Dans son discours d’ouverture, le président kenyan Uhuru Kenyatta a déclaré qu’un secteur agricole dynamique était essentiel pour assurer le renouveau socio-économique sur le continent africain.
« L’agriculture offre une source d’emplois décents et de revenus pour des catégories démographiques essentielles comme les femmes et les jeunes. Ce secteur est onze fois plus efficace pour réduire la pauvreté », a lancé M. Kenyatta.

Des milliers de délégués de gouvernement, de l’industrie, des milieux académiques et de la société civile assistent actuellement au forum du 5 au 9 septembre.
Ce forum de haut niveau a pour but de discuter et d’adopter des déclarations globales pour favoriser le programme de sécurité alimentaire en Afrique.

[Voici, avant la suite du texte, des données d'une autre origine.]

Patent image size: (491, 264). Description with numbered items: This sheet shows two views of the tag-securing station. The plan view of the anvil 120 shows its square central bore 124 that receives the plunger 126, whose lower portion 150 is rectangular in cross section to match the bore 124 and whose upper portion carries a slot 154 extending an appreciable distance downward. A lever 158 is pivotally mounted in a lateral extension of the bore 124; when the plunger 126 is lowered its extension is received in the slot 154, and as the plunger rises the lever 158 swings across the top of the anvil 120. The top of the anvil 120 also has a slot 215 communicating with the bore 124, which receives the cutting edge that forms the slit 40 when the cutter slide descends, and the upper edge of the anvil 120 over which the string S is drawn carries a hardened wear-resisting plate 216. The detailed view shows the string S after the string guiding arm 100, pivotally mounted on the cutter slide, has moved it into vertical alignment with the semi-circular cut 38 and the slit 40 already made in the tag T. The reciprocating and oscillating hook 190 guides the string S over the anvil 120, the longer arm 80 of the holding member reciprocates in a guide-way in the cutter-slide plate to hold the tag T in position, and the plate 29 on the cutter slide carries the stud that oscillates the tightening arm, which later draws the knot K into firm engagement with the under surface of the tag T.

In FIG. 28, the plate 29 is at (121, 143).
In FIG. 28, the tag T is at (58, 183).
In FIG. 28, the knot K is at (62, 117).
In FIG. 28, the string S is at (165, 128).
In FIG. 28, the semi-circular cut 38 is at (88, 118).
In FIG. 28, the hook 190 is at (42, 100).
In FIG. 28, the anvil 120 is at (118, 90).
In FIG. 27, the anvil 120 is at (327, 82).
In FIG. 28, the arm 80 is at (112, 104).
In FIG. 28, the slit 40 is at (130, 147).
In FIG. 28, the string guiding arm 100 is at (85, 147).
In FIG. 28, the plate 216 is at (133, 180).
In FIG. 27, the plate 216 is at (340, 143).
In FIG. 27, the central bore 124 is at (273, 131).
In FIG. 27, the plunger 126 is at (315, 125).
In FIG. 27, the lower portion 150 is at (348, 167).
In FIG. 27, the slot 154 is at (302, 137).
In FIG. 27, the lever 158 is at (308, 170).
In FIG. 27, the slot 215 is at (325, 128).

Des partenariats solides sont impératifs pour renforcer la capacité des pays d’Afrique à mettre en œuvre des mécanismes continentaux afin de favoriser la transformation agricole, a indiqué M. Kenyatta.
Le président a cité en particulier la mise en œuvre rapide de la déclaration de Malabo adoptée en 2014 par les dirigeants africains pour révolutionner l’agriculture et renforcer la sécurité alimentaire et les revenus ruraux.
« À Malabo, nous nous sommes engagés à doubler le niveau de productivité de l’agriculture d’ici 2025 pour en faire une industrie de plusieurs milliards de dollars. Par conséquent, nous devons intégrer une vision continentale de la transformation agricole dans nos politiques nationales », a souligné M. Kenyatta.
Le dirigeant kenyan a révélé que son gouvernement investirait 200 millions de dollars dans les cinq prochaines années pour permettre aux jeunes agriculteurs d’accéder aux financements, aux facteurs de production et aux marchés.
« Ce nouveau financement favorisera également la création de valeur ajoutée et la transformation agro-alimentaire », a fait savoir M. Kenyatta.

La transformation du secteur agricole en Afrique est directement associée à la croissance économique, à la prospérité commune et à la coexistence pacifique.
Les investissements du secteur privé, l’adoption de meilleures variétés de semences et la rationalisation des chaînes de valeur permettront de renforcer la productivité du secteur agricole en Afrique, a dit le président rwandais Paul Kagame.
« Un secteur agricole transformé sera le socle de la prospérité à venir en Afrique », a commenté M. Kagame, ajoutant que des politiques de soutien favorables et des investissements dans les infrastructures d’énergie et des transports permettraient de renforcer la productivité du secteur agricole en Afrique.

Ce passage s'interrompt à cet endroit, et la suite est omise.